After the comment of Steven Mnuchin, the U.S. Treasury Secretary, dollar pulled away from five-month lows. It had dropped suddenly after a comment made by President Trump on last Wednesday in an interview with The Wall Street Journal.
He said, “I think our dollar is getting too strong, and partially that’s my fault because people have confidence in me. But that’s hurting—that will hurt ultimately.” Within 15 minutes of this comment, the US dollar index, which is a basket of the greenback against major currencies of the world, dropped 0.5 percent. It was an unusual comment made by any leader for its own currency resulting in dollar hitting a low of 109.08 against Yen, which was the lowest level since November.
Mnuchin’s comment finally gave some respite to the bruised greenback, but the nervousness was still lingering. This was probably because of the tension mounting from the North Korea front, the upcoming French presidential elections and also due to the economic dialogue that is to take place between the US and Japan on Tuesday.

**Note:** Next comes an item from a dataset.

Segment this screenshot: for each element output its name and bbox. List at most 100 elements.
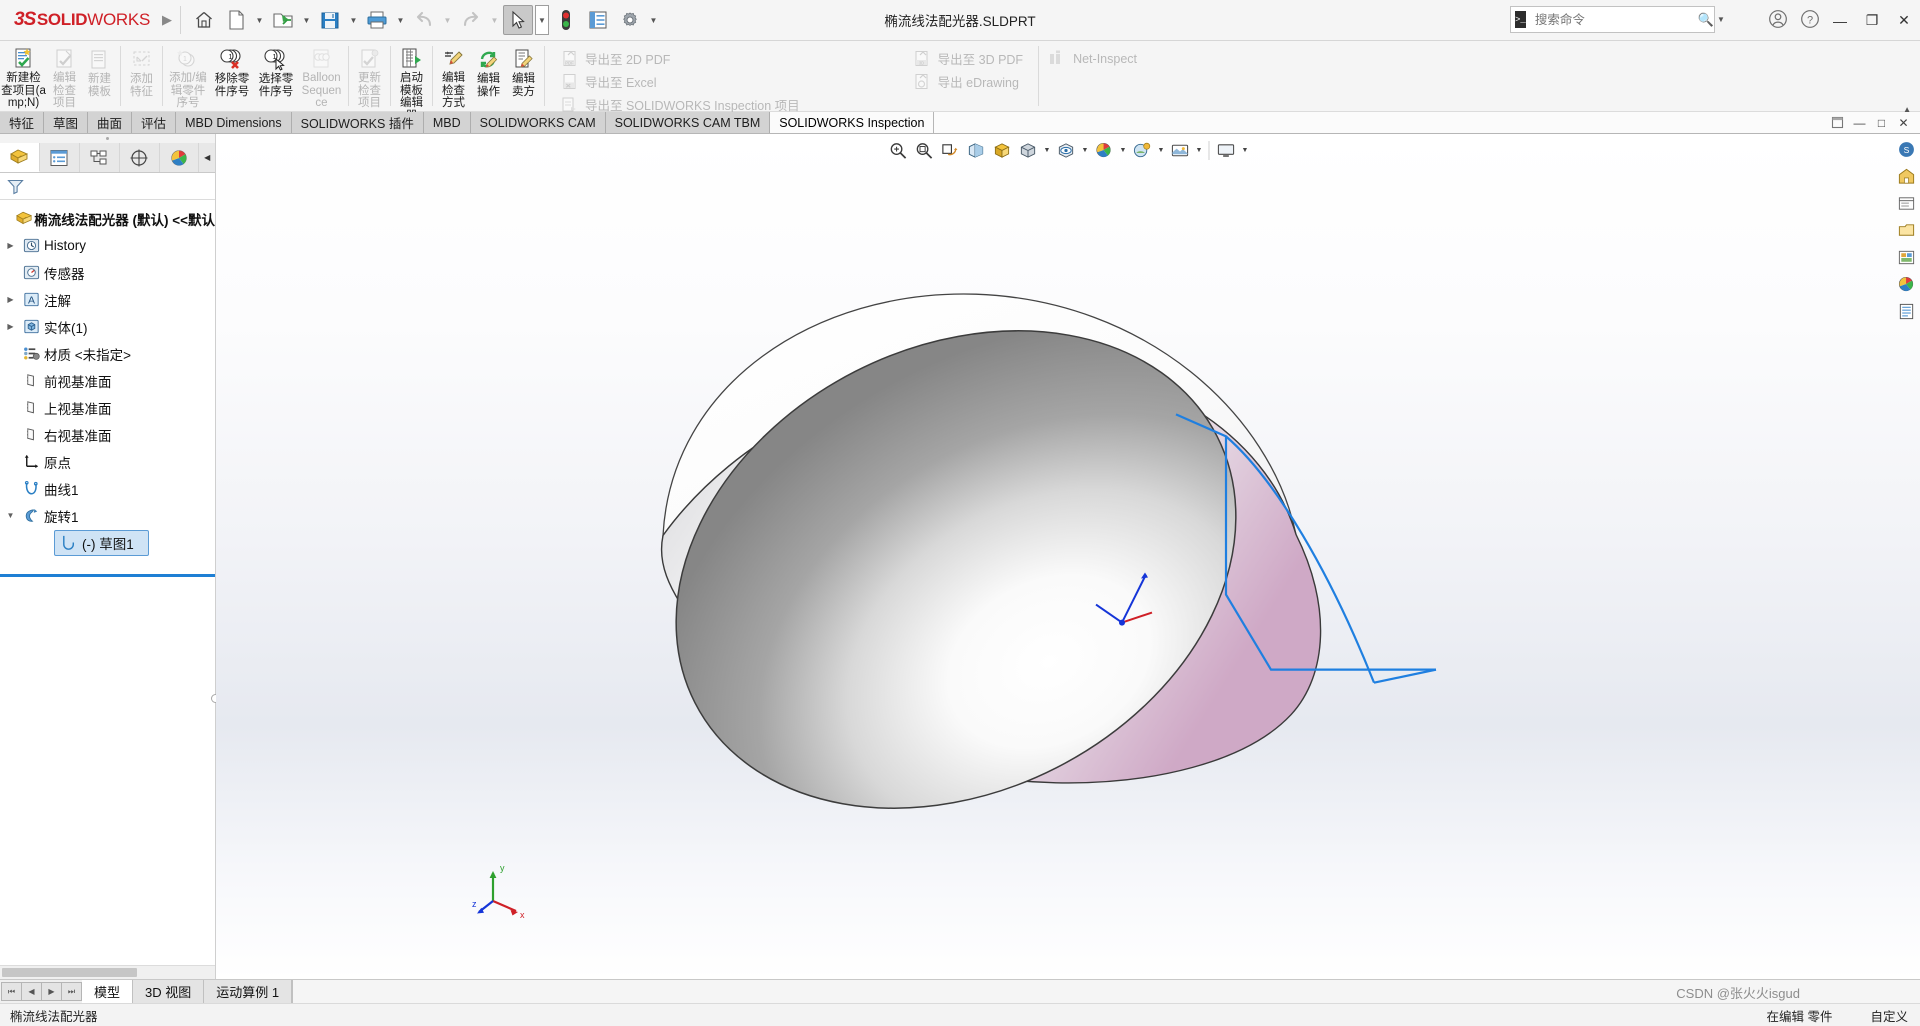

Mnuchin told the Financial Times that while he agrees with the President’s views that the strong domestic currency is hurting exports he believes that this is a short-term phenomenon. In the long term, the strengthening dollar will bear positive outcomes. Following these comments from the Treasury Secretary, dollar gained overnight and was up 0.1 percent against yen. It was trading at 109.040 yen after hitting a high of 109.225. On Monday, dollar was trading at 108.130 on worries on the North Korean front.
The U.S.-Japan economic dialogue will be watched carefully because there are concerns that the US might take a tough trade stance against Tokyo given that President Trump has alleged that some countries including Japan have artificially weakened their currencies.
The senior forex strategist Junichi Ishikawa working at IG Securities in Tokyo said, “For dollar/yen, the main focus will be on what kind of pressure the United States could apply on Japan as basically U.S. trade policy is linked with a policy for a weaker dollar. The yen cannot simply continue weakening along with higher stocks under such conditions.”
Another senior strategist Makoto Noji working for SMBC Nikko Securities said that as the US needs support from China, which is a key player in the North Korean situation, Washington has made a concession in its case. Last week in the meeting with his Chinese counterpart, Trump had taken a soft stance and did not label China as a currency manipulator. This further adds the risk of getting tough with Japan because Trump administration will have to show to its people that it still sticks to its pledge to tackle trade imbalances.